Saturday, September 8, 2012

Desperately seeking trends

Doug Schoen and Pat Caddell's latest piece of advice to Obama suggests that his campaign is in trouble and needs a sudden change. As evidence of Obama's recent troubles, they cherry-pick from a number of polls, noting that Obama is trailing Romney badly in the "battleground" state of Missouri (which isn't actually a battleground this year) and that Romney has closed the gap with Obama nationwide since May. Then they do this:
President Obama now leads by just one point in the latest PPP Florida poll (48%-47%)—down from a four-point lead (50%-46%) in an Aug. 22-26 CNN poll.
Look, I'm no pollster, but isn't comparing results across different polling firms and calling it a trend one of the cardinal sins of polling interpretation? And, given those polls' margins of error, aren't those two results statistically indistinguishable from one another?

4 comments:

Anonymous said...

you are correct -- averaging treats the quality as all the same, and washes out margin of error

andrew said...

If the poll has a margin of error of three points, which would be pretty typical, the difference between a four point spread and a one point spread is material enough to care about, although hardly enough to call for an about face. The difference between a 0.3 SD gap and a 1.3 SD gap makes a decent difference in the relative probabilities.

If one is really cherry picking, then yes, that is bad practice. But, if one is comprehensively reviewing and updating all new horse race data since a previous regular installment during the election season, and the result is robust across all of the new polls that exist and not merely a cherry picked subset, then the statistical power of the conclusion that there might be a trend rises. From a reader's perspective, this comes down to the author's credibility.

Poly sci models tend to discount the importance of campaigning period, however. Also, since many poly sci models show Colorado as the median state in political preference in the United States, the only poll that matters if relative partisan inclinations in swing states are stable is the Presidential race polling in Colorado.

Seth Masket said...

If the poll has a margin of error of three points, which would be pretty typical, the difference between a four point spread and a one point spread is material enough to care about, although hardly enough to call for an about face.

Is this the right way to think about it? Does the margin of error apply to the spread between the candidates, or just to the estimates of the candidates' popularity? That is, if one poll has Obama at 50% ±3, and the second has him at 48% ±3, then we can't really say that any change has occurred at all, right?

andrew said...

Shorter version: No.

The lead number is the top of the Bell Curve.
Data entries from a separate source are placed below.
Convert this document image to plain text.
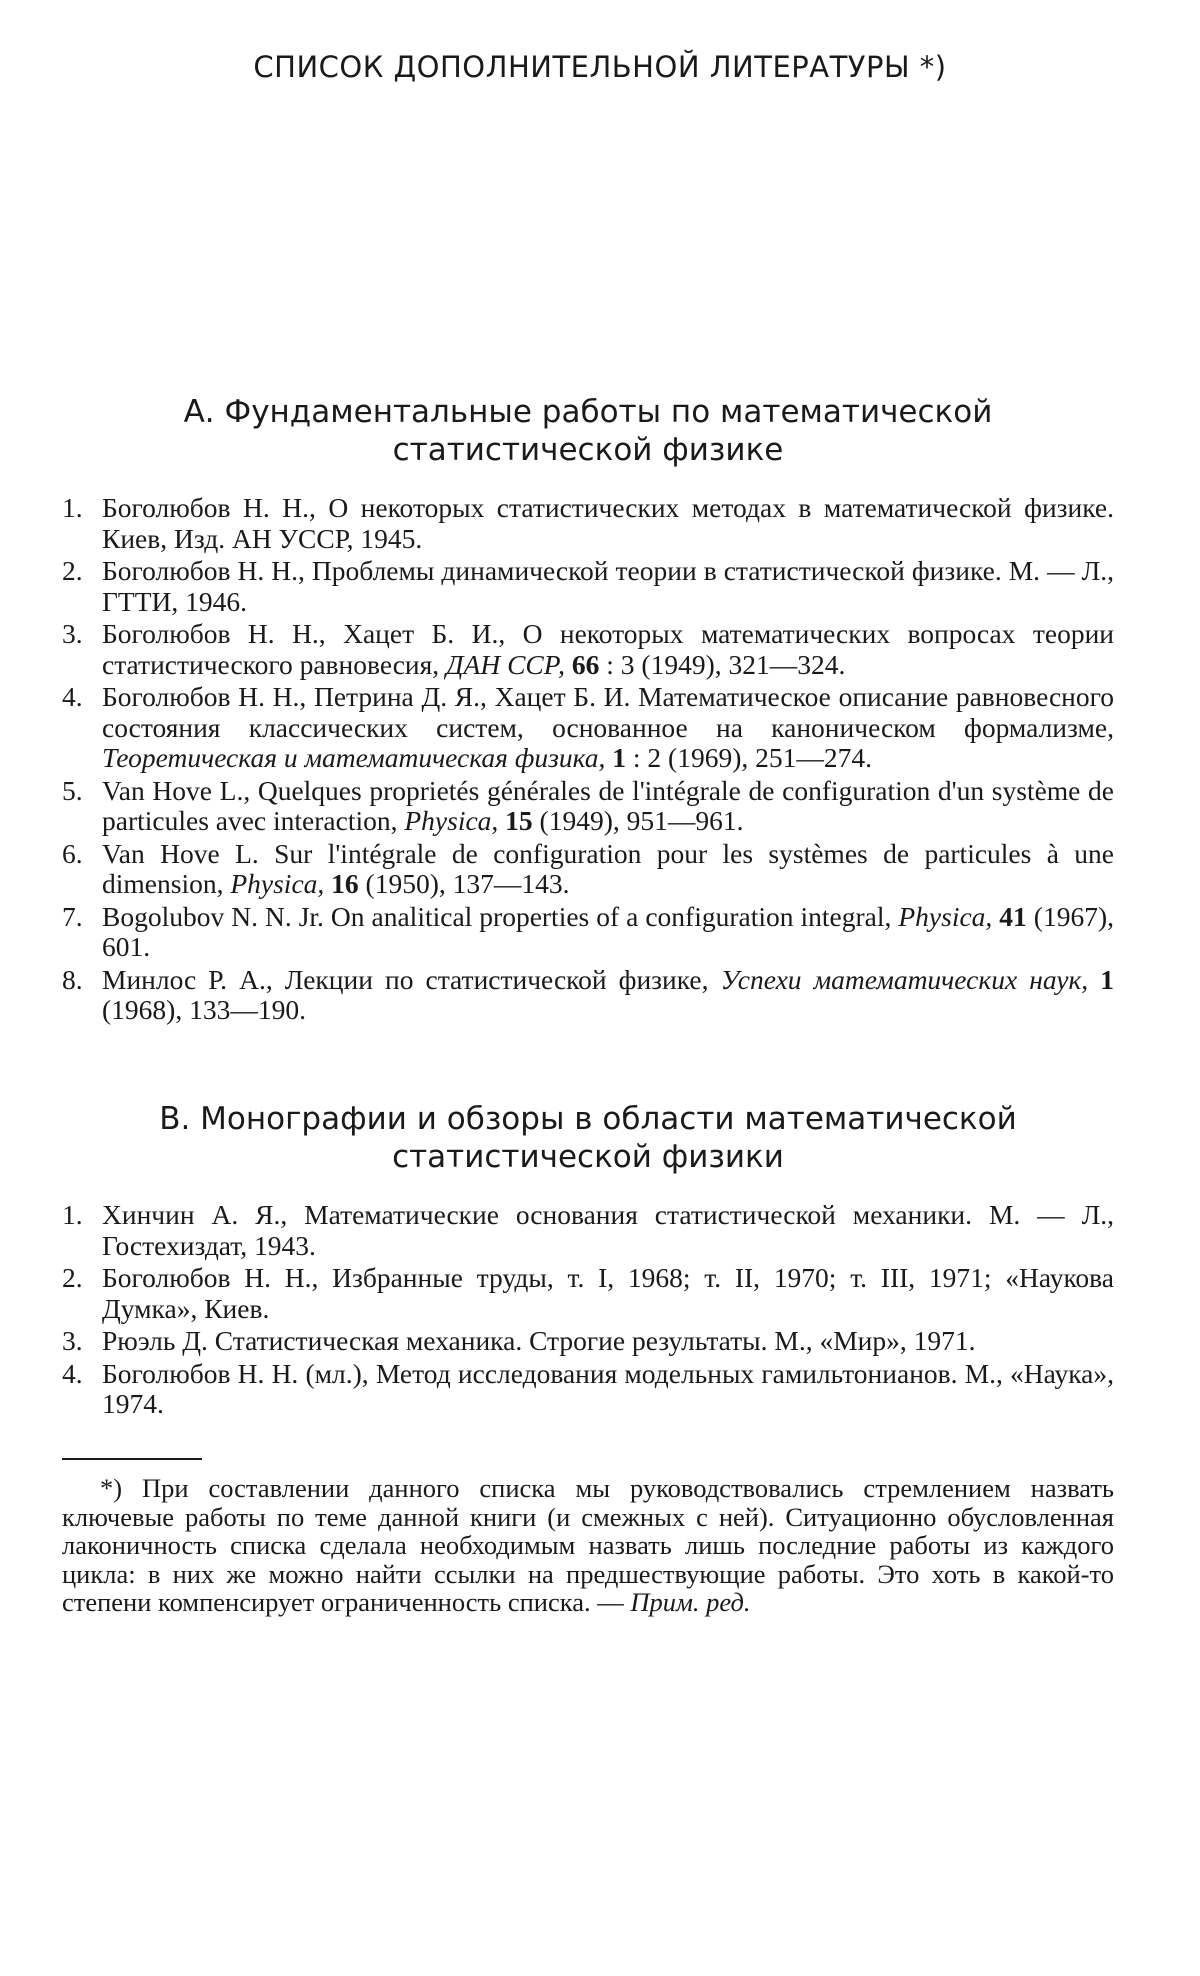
СПИСОК ДОПОЛНИТЕЛЬНОЙ ЛИТЕРАТУРЫ *)
А. Фундаментальные работы по математической
статистической физике
1. Боголюбов Н. Н., О некоторых статистических методах в математической физике. Киев, Изд. АН УССР, 1945.
2. Боголюбов Н. Н., Проблемы динамической теории в статистической физике. М. — Л., ГТТИ, 1946.
3. Боголюбов Н. Н., Хацет Б. И., О некоторых математических вопросах теории статистического равновесия, ДАН ССР, 66 : 3 (1949), 321—324.
4. Боголюбов Н. Н., Петрина Д. Я., Хацет Б. И. Математическое описание равновесного состояния классических систем, основанное на каноническом формализме, Теоретическая и математическая физика, 1 : 2 (1969), 251—274.
5. Van Hove L., Quelques proprietés générales de l'intégrale de configuration d'un système de particules avec interaction, Physica, 15 (1949), 951—961.
6. Van Hove L. Sur l'intégrale de configuration pour les systèmes de particules à une dimension, Physica, 16 (1950), 137—143.
7. Bogolubov N. N. Jr. On analitical properties of a configuration integral, Physica, 41 (1967), 601.
8. Минлос Р. А., Лекции по статистической физике, Успехи математических наук, 1 (1968), 133—190.
B. Монографии и обзоры в области математической
статистической физики
1. Хинчин А. Я., Математические основания статистической механики. М. — Л., Гостехиздат, 1943.
2. Боголюбов Н. Н., Избранные труды, т. I, 1968; т. II, 1970; т. III, 1971; «Наукова Думка», Киев.
3. Рюэль Д. Статистическая механика. Строгие результаты. М., «Мир», 1971.
4. Боголюбов Н. Н. (мл.), Метод исследования модельных гамильтонианов. М., «Наука», 1974.

*) При составлении данного списка мы руководствовались стремлением назвать ключевые работы по теме данной книги (и смежных с ней). Ситуационно обусловленная лаконичность списка сделала необходимым назвать лишь последние работы из каждого цикла: в них же можно найти ссылки на предшествующие работы. Это хоть в какой-то степени компенсирует ограниченность списка. — Прим. ред.
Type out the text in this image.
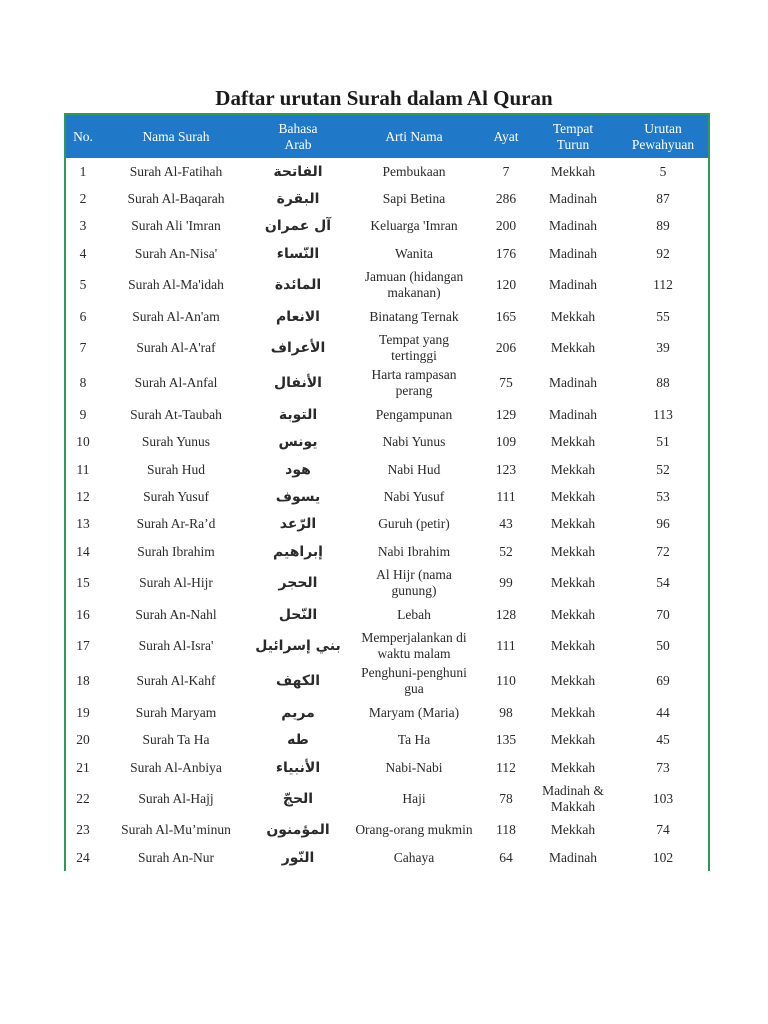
Daftar urutan Surah dalam Al Quran
No.	Nama Surah	Bahasa Arab	Arti Nama	Ayat	Tempat Turun	Urutan Pewahyuan

1	Surah Al-Fatihah	الفاتحة	Pembukaan	7	Mekkah	5
2	Surah Al-Baqarah	البقرة	Sapi Betina	286	Madinah	87
3	Surah Ali 'Imran	آل عمران	Keluarga 'Imran	200	Madinah	89
4	Surah An-Nisa'	النّساء	Wanita	176	Madinah	92
5	Surah Al-Ma'idah	المائدة	Jamuan (hidangan makanan)	120	Madinah	112
6	Surah Al-An'am	الانعام	Binatang Ternak	165	Mekkah	55
7	Surah Al-A'raf	الأعراف	Tempat yang tertinggi	206	Mekkah	39
8	Surah Al-Anfal	الأنفال	Harta rampasan perang	75	Madinah	88
9	Surah At-Taubah	التوبة	Pengampunan	129	Madinah	113
10	Surah Yunus	يونس	Nabi Yunus	109	Mekkah	51
11	Surah Hud	هود	Nabi Hud	123	Mekkah	52
12	Surah Yusuf	يسوف	Nabi Yusuf	111	Mekkah	53
13	Surah Ar-Ra’d	الرّعد	Guruh (petir)	43	Mekkah	96
14	Surah Ibrahim	إبراهيم	Nabi Ibrahim	52	Mekkah	72
15	Surah Al-Hijr	الحجر	Al Hijr (nama gunung)	99	Mekkah	54
16	Surah An-Nahl	النّحل	Lebah	128	Mekkah	70
17	Surah Al-Isra'	بني إسرائيل	Memperjalankan di waktu malam	111	Mekkah	50
18	Surah Al-Kahf	الكهف	Penghuni-penghuni gua	110	Mekkah	69
19	Surah Maryam	مريم	Maryam (Maria)	98	Mekkah	44
20	Surah Ta Ha	طه	Ta Ha	135	Mekkah	45
21	Surah Al-Anbiya	الأنبياء	Nabi-Nabi	112	Mekkah	73
22	Surah Al-Hajj	الحجّ	Haji	78	Madinah & Makkah	103
23	Surah Al-Mu’minun	المؤمنون	Orang-orang mukmin	118	Mekkah	74
24	Surah An-Nur	النّور	Cahaya	64	Madinah	102
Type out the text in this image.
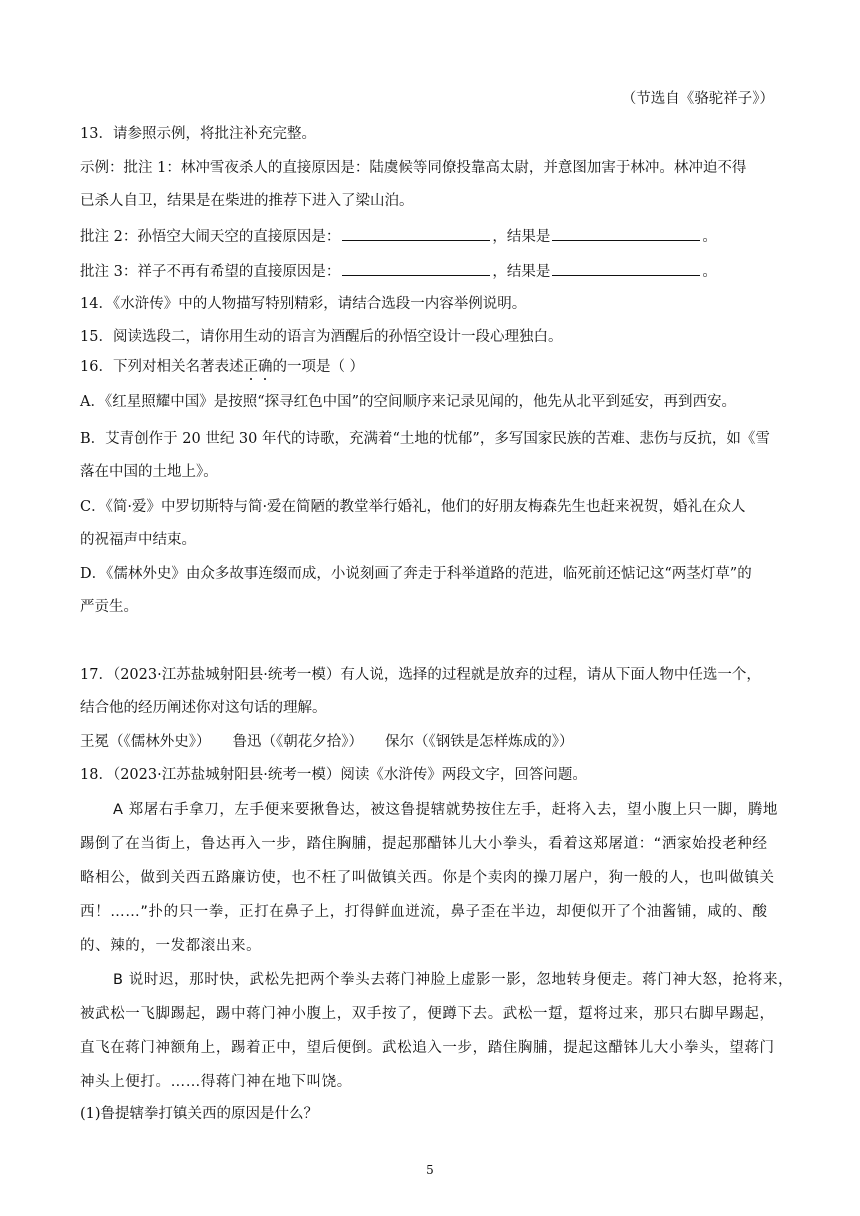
（节选自《骆驼祥子》）
13．请参照示例，将批注补充完整。
示例：批注 1：林冲雪夜杀人的直接原因是：陆虞候等同僚投靠高太尉，并意图加害于林冲。林冲迫不得
已杀人自卫，结果是在柴进的推荐下进入了梁山泊。
批注 2：孙悟空大闹天空的直接原因是：	，结果是	。
批注 3：祥子不再有希望的直接原因是：	，结果是	。
14．《水浒传》中的人物描写特别精彩，请结合选段一内容举例说明。
15．阅读选段二，请你用生动的语言为酒醒后的孙悟空设计一段心理独白。
16．下列对相关名著表述正确的一项是（ ）
A．《红星照耀中国》是按照“探寻红色中国”的空间顺序来记录见闻的，他先从北平到延安，再到西安。
B．艾青创作于 20 世纪 30 年代的诗歌，充满着“土地的忧郁”，多写国家民族的苦难、悲伤与反抗，如《雪
落在中国的土地上》。
C．《简·爱》中罗切斯特与简·爱在简陋的教堂举行婚礼，他们的好朋友梅森先生也赶来祝贺，婚礼在众人
的祝福声中结束。
D．《儒林外史》由众多故事连缀而成，小说刻画了奔走于科举道路的范进，临死前还惦记这“两茎灯草”的
严贡生。
17．（2023·江苏盐城射阳县·统考一模）有人说，选择的过程就是放弃的过程，请从下面人物中任选一个，
结合他的经历阐述你对这句话的理解。
王冕（《儒林外史》） 鲁迅（《朝花夕拾》） 保尔（《钢铁是怎样炼成的》）
18．（2023·江苏盐城射阳县·统考一模）阅读《水浒传》两段文字，回答问题。
A 郑屠右手拿刀，左手便来要揪鲁达，被这鲁提辖就势按住左手，赶将入去，望小腹上只一脚，腾地
踢倒了在当街上，鲁达再入一步，踏住胸脯，提起那醋钵儿大小拳头，看着这郑屠道：“洒家始投老种经
略相公，做到关西五路廉访使，也不枉了叫做镇关西。你是个卖肉的操刀屠户，狗一般的人，也叫做镇关
西！……”扑的只一拳，正打在鼻子上，打得鲜血迸流，鼻子歪在半边，却便似开了个油酱铺，咸的、酸
的、辣的，一发都滚出来。
B 说时迟，那时快，武松先把两个拳头去蒋门神脸上虚影一影，忽地转身便走。蒋门神大怒，抢将来，
被武松一飞脚踢起，踢中蒋门神小腹上，双手按了，便蹲下去。武松一踅，踅将过来，那只右脚早踢起，
直飞在蒋门神额角上，踢着正中，望后便倒。武松追入一步，踏住胸脯，提起这醋钵儿大小拳头，望蒋门
神头上便打。……得蒋门神在地下叫饶。
(1)鲁提辖拳打镇关西的原因是什么？
5
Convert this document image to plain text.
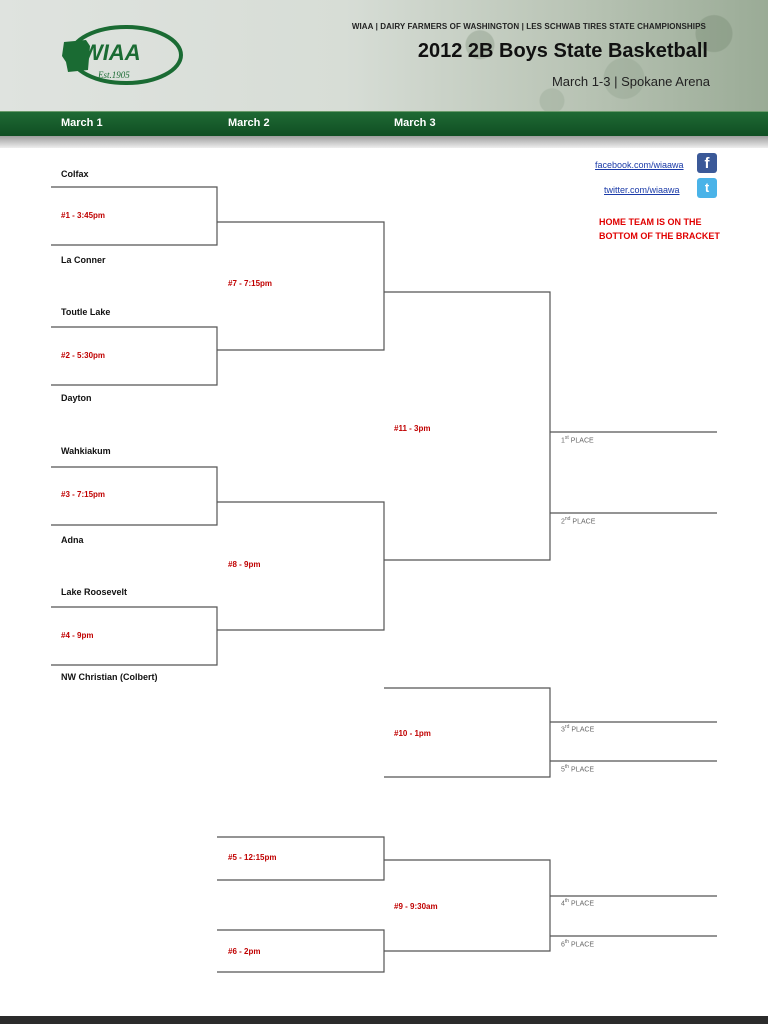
WIAA
Est.1905
WIAA | DAIRY FARMERS OF WASHINGTON | LES SCHWAB TIRES STATE CHAMPIONSHIPS
2012 2B Boys State Basketball
March 1-3 | Spokane Arena
March 1	March 2	March 3
Colfax
La Conner
Toutle Lake
Dayton
Wahkiakum
Adna
Lake Roosevelt
NW Christian (Colbert)
#1 - 3:45pm
#2 - 5:30pm
#3 - 7:15pm
#4 - 9pm
#7 - 7:15pm
#8 - 9pm
#5 - 12:15pm
#6 - 2pm
#11 - 3pm
#10 - 1pm
#9 - 9:30am
1st PLACE
2nd PLACE
3rd PLACE
5th PLACE
4th PLACE
6th PLACE
facebook.com/wiaawa	f
twitter.com/wiaawa	t
HOME TEAM IS ON THE
BOTTOM OF THE BRACKET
If one poll has him at 50% and the next has him at 48%, it is more likely that Obama's actual support has fallen than it is that Obama's support has risen or stayed constant. In particular, a one SD spread of Obama at 47-53 v. a one SD spread of Obama at 45-51 makes a lot of difference at the high end of the former and the low end of the latter result.

There is a nice hefty chunk of probability that there is in fact no change (centered around a mean value of 49%). But, the results aren't identical and there is a direction. The more data points you have the more statistical power you get, although you get much less of a boost in statistical power from pooling the raw data into one megapoll (which is usually the better choice in a highly homogeneous question and methodology) v. treating each poll as an independent data point which is the intuitive thing to do.

Increasing the sample size by a factor of ten decreases the margin of error by about 50% in the range of values where Presidential polls typically fall out.